Pairs that can be described as highly correlated, and therefore that move in unison, include the USD/GBP and GBP/JPY. The positive correlation between these pairs means that, when the USD/GBP rises or falls, it is very likely that the GBP/JPY will also follow this move. Entering opposing trades on both of these pairs, therefore, would be counterproductive as a long and short position on each of these would cancel one another out. Similarly, a currency pairs which have a high negative correlation, such as the EUR/USD and USD/CHF, will move in opposing directions most of the time. Taking a trade in the same direction on each of these pairs would therefore be likely to have the same negative effect of cancelling-out any gains.

Influential factors

Factors which influence the relationship between currency pairs can include geopolitical changes, commodity price fluctuations and, importantly, convergence and divergence of monetary policy. As interest rates and speculation surrounding these is a major driver of currency movements, these can potentially influence the correlation between pairs with similar or opposing interest rate forecasts.

The benefits of trading using currency correlations

Correlations can also benefit forex traders by allowing them to spread their risk over highly correlated currency pairs. Rather than entering a position on just one currency pair, a portfolio can be diversified between highly correlated pairs in order to lower the risk associated with over-exposure. This is most effective when currency pairs are highly, but not perfectly, correlated. An example may be a long position on both the EUR/USD and AUD/USD which have a generally high correlation. The trade here would assume a devaluing of the USD but by spreading the risk between the two pairs. The difference in monetary policies between the Australian and European Central Banks would also help protect the trade against the rise of the US dollar as they are unlikely to be affected equally and one may therefore absorb some of the negative impact of the rise.

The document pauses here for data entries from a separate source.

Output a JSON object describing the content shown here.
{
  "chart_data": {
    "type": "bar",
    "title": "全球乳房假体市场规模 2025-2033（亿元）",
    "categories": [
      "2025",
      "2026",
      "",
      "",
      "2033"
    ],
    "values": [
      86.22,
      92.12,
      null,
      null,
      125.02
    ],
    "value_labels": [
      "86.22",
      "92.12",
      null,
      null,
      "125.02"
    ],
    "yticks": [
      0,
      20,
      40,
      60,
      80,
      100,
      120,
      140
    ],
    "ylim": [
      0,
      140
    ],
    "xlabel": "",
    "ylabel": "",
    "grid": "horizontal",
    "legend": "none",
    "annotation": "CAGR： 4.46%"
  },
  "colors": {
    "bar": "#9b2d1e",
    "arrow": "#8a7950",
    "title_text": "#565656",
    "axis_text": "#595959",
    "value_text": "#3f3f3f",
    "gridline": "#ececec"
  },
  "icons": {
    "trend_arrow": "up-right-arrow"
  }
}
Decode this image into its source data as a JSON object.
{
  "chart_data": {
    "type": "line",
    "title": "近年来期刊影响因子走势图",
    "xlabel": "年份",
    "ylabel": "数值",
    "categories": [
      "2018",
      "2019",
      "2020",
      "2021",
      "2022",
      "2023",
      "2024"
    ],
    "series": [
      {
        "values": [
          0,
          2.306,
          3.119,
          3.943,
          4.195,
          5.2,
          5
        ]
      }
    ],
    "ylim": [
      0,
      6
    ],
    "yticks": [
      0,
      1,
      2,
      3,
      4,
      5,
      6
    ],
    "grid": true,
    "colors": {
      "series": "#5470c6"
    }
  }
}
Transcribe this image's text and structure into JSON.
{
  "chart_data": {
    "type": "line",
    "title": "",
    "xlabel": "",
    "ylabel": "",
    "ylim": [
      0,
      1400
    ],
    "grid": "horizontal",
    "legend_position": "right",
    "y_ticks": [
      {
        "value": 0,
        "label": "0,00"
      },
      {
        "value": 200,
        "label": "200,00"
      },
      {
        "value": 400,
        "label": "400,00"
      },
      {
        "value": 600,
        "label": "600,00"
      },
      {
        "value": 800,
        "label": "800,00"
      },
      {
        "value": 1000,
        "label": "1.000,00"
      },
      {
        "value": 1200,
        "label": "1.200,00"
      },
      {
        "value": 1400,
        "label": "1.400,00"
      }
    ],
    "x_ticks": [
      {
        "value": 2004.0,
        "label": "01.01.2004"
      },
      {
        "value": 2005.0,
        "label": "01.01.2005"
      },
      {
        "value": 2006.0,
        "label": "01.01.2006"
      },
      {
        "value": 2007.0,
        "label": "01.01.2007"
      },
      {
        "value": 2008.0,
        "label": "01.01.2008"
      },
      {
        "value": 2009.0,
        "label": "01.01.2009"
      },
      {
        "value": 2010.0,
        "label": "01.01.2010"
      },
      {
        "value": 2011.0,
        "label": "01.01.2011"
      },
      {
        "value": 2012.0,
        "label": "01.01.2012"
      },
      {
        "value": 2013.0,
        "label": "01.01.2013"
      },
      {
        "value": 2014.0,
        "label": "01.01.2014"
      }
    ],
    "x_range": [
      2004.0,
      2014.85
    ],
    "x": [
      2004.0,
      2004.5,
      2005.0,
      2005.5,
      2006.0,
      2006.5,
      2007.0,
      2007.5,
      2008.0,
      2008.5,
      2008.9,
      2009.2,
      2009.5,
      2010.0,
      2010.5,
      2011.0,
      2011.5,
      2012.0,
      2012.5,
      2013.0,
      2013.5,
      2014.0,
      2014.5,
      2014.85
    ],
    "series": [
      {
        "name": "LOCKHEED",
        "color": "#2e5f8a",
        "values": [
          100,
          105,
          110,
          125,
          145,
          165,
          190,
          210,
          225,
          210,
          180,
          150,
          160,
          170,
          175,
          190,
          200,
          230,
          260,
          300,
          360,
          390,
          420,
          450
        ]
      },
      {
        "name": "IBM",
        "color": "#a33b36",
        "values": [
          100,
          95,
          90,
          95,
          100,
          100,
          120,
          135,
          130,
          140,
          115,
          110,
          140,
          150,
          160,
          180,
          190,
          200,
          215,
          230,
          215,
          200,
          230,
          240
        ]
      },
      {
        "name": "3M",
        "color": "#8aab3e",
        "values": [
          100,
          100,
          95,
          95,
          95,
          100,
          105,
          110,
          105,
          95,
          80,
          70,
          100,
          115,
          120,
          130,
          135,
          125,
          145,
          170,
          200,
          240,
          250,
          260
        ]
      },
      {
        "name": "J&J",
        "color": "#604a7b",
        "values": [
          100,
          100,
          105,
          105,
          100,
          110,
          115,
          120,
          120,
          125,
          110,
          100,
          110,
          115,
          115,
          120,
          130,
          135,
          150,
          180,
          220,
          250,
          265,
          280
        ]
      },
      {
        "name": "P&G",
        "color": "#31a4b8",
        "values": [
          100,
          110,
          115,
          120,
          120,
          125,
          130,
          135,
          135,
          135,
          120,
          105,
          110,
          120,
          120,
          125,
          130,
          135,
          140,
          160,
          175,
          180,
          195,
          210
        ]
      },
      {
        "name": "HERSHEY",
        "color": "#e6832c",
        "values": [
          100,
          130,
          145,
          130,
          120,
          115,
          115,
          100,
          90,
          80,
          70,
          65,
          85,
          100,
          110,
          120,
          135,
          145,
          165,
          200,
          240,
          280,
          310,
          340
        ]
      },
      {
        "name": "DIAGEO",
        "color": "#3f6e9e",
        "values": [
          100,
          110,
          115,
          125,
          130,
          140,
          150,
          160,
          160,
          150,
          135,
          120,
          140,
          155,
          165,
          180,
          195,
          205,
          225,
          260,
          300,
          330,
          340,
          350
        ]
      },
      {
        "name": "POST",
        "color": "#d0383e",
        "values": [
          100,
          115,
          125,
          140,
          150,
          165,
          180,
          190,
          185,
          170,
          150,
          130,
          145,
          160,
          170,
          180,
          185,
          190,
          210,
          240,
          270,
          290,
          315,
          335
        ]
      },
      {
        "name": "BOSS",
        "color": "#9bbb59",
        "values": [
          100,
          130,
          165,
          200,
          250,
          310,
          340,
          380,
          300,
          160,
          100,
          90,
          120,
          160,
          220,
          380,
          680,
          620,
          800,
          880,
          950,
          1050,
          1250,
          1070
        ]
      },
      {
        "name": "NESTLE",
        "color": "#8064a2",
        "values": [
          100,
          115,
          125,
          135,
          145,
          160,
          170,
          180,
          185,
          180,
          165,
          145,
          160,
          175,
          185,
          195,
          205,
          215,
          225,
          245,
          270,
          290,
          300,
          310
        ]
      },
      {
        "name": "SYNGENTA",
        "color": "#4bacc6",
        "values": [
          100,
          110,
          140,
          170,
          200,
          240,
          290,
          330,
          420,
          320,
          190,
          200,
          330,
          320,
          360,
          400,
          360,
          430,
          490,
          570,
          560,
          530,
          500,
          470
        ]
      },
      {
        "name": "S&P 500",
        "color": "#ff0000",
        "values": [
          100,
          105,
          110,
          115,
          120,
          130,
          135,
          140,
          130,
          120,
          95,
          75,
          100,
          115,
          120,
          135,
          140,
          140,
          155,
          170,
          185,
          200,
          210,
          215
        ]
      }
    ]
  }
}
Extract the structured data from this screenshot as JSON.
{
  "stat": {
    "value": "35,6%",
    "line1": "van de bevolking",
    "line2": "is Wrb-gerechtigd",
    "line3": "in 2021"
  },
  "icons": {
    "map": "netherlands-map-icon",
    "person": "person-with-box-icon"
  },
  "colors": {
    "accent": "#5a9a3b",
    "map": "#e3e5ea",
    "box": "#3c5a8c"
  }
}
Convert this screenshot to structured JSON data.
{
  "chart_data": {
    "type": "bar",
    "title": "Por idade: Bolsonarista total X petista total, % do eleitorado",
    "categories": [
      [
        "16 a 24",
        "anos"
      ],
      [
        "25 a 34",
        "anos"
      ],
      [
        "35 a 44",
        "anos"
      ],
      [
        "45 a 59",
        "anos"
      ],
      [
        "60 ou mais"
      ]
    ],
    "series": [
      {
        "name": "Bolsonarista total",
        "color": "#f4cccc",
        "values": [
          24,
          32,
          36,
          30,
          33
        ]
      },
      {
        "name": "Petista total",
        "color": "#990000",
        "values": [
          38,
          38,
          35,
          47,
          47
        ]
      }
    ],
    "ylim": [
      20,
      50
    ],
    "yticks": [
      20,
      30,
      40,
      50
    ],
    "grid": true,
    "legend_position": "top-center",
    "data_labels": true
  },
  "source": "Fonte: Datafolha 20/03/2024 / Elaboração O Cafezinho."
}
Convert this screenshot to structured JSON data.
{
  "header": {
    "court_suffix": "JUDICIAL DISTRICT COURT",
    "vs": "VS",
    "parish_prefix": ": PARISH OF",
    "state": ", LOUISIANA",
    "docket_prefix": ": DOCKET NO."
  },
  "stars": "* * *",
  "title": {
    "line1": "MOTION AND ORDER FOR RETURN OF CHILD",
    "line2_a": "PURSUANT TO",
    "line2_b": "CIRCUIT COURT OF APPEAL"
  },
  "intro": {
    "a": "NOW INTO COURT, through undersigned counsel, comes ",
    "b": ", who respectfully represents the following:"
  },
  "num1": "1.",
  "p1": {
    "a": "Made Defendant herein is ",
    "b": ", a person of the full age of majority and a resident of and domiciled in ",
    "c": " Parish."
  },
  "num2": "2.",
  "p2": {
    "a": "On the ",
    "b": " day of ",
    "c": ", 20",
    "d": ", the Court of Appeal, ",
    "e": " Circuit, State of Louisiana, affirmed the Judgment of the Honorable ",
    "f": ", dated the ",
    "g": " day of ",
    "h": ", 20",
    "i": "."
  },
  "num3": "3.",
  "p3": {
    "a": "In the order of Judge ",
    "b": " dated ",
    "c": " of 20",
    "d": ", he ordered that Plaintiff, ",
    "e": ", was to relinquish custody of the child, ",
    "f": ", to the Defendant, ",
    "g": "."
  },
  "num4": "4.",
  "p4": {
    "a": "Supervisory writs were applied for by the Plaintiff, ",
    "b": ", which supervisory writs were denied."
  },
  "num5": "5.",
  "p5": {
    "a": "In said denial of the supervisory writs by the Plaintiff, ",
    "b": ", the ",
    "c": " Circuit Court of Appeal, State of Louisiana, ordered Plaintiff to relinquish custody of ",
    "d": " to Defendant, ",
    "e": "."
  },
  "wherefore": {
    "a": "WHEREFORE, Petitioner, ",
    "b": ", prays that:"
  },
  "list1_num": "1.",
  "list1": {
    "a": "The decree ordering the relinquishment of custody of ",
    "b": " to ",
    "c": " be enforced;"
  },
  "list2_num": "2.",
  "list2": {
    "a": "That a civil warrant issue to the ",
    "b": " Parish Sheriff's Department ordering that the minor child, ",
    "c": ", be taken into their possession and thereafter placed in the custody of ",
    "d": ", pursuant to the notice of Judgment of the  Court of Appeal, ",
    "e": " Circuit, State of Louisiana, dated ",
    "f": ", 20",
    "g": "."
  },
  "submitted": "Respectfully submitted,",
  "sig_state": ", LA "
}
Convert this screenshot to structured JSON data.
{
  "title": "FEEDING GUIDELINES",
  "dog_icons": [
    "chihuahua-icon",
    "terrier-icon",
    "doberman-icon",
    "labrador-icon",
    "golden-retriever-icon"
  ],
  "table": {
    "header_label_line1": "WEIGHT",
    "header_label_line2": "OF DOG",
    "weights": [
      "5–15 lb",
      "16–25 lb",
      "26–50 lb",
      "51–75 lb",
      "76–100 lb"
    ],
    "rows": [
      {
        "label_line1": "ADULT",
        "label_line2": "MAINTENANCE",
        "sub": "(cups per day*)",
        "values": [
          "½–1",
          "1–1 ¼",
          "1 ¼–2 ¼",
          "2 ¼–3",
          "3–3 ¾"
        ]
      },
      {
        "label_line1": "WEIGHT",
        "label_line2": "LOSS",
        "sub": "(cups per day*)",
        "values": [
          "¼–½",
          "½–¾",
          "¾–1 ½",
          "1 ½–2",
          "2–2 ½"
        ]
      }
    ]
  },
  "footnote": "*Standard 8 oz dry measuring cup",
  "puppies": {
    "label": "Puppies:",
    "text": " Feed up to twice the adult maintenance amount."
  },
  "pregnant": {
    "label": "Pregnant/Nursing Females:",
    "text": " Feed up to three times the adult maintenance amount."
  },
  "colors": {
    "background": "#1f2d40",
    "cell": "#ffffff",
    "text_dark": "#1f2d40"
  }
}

Furthermore, those pairs with a strong negative correlation can be used to hedge against one another. Due to the fact that the number of points movement for the two currencies are unlikely to be equal, traders can take advantage of this by taking opposing positions in order to offset any losses should the trade fail to be profitable. Although this will result in lower profits, the use of negatively correlated pairs to insure losses are limited is a good example of the benefit of understanding currency correlations.